Son kez baktım çıkarken. Her zamanki gibi loştu odan, arkada kaldığından
pek ışık almıyordu ilk günden beri. Birtanecik penceresinin baktığı yer
kedilerin uğrak yeri bir apartman boşluğu.. Çift kişilik bir yatak, küçücük bir
komodinle, 3 kapılı bir dolabın anca sığdığı bu odanın, kimliğini bağırırcasına
ifşa eden kokusu yıllandı yıllar yılı, güçlendi ama asla değişmedi. Senin
çıktığının bilmem kaçıncı günü, zar zor bulduğum anahtarıyla açtığım kilitli
kapısından içeri girerken, bu kokuyla tüm mazimizi hatırlayacağımı hiç aklıma
getirmemiştim. İçeri girdim ve kapattım kapıyı arkamdan. Kapıyı kapatırken
yatakla kapı arasında sıkışmamak için ani bir hamle yapmam gerekti. Öylece
durdum ayakta, odanı seyrettim. Kokladığım geçmişe daldım bir süre.. Ta ki
kokunu hafızama kazıyana kadar.

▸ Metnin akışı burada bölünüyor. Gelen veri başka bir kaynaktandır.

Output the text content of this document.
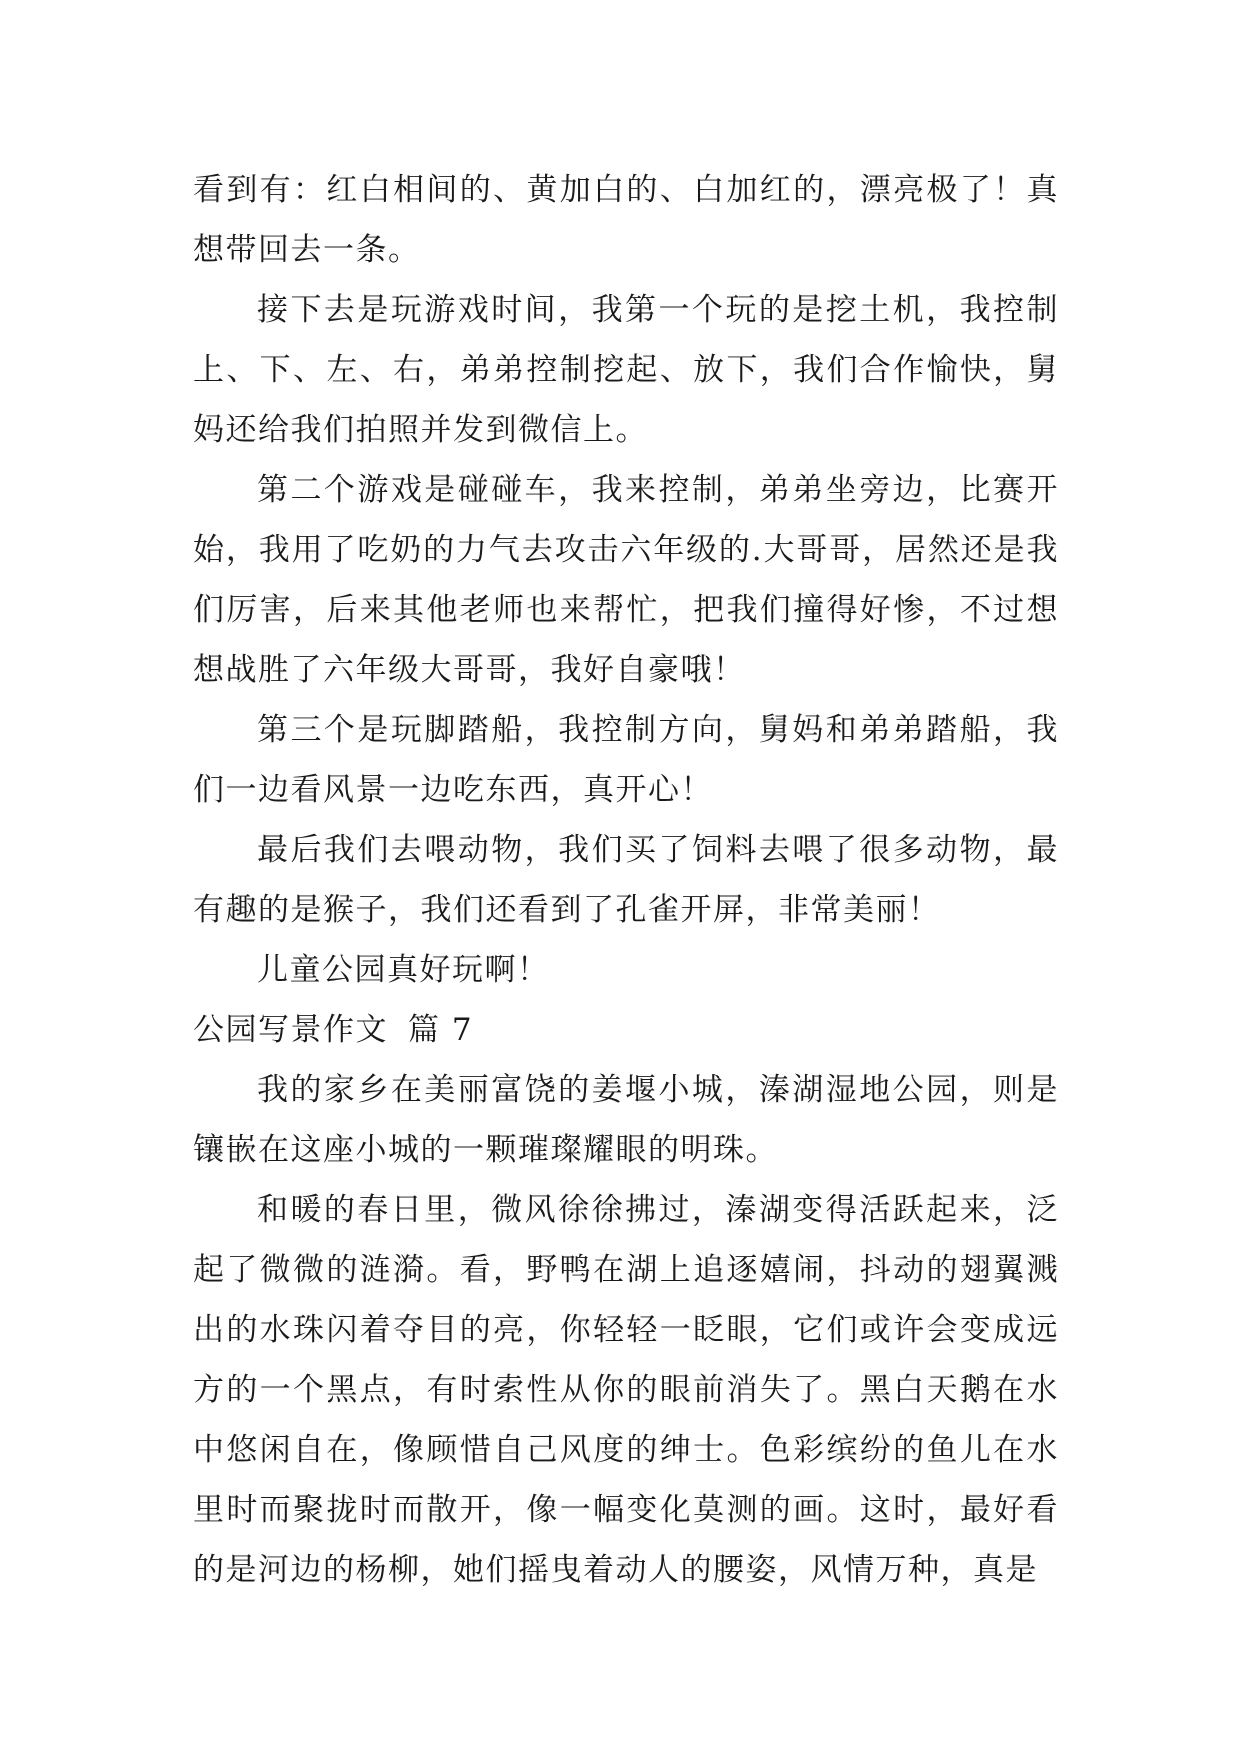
看到有：红白相间的、黄加白的、白加红的，漂亮极了！真想带回去一条。

接下去是玩游戏时间，我第一个玩的是挖土机，我控制上、下、左、右，弟弟控制挖起、放下，我们合作愉快，舅妈还给我们拍照并发到微信上。

第二个游戏是碰碰车，我来控制，弟弟坐旁边，比赛开始，我用了吃奶的力气去攻击六年级的.大哥哥，居然还是我们厉害，后来其他老师也来帮忙，把我们撞得好惨，不过想想战胜了六年级大哥哥，我好自豪哦！

第三个是玩脚踏船，我控制方向，舅妈和弟弟踏船，我们一边看风景一边吃东西，真开心！

最后我们去喂动物，我们买了饲料去喂了很多动物，最有趣的是猴子，我们还看到了孔雀开屏，非常美丽！

儿童公园真好玩啊！

公园写景作文 篇 7

我的家乡在美丽富饶的姜堰小城，溱湖湿地公园，则是镶嵌在这座小城的一颗璀璨耀眼的明珠。

和暖的春日里，微风徐徐拂过，溱湖变得活跃起来，泛起了微微的涟漪。看，野鸭在湖上追逐嬉闹，抖动的翅翼溅出的水珠闪着夺目的亮，你轻轻一眨眼，它们或许会变成远方的一个黑点，有时索性从你的眼前消失了。黑白天鹅在水中悠闲自在，像顾惜自己风度的绅士。色彩缤纷的鱼儿在水里时而聚拢时而散开，像一幅变化莫测的画。这时，最好看的是河边的杨柳，她们摇曳着动人的腰姿，风情万种，真是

Kullanmaya kıyamadığın elma şeklinde parfümünün
şişesini aldım elime oynadım bir süre. Okuma gözlüklerinin kabını görünce
usulca bıraktım onu yerine. Pembe beyaz saplı dikdörtgen gözlüklerini aldım
elime.. camlarında parmak izlerin..Onu daha hızlı koydum geriye.. Bebekliğimi
Omo kutusuna koyma fikri nerden gelmişti aklına? Seni, elinde karton ağzı en
geniş yerinden açılmış Omo kutusuyla hayal ettim, gülümsedim.. Kendimi
koyamadım resme, hatırımdaki ben silik bir gölge.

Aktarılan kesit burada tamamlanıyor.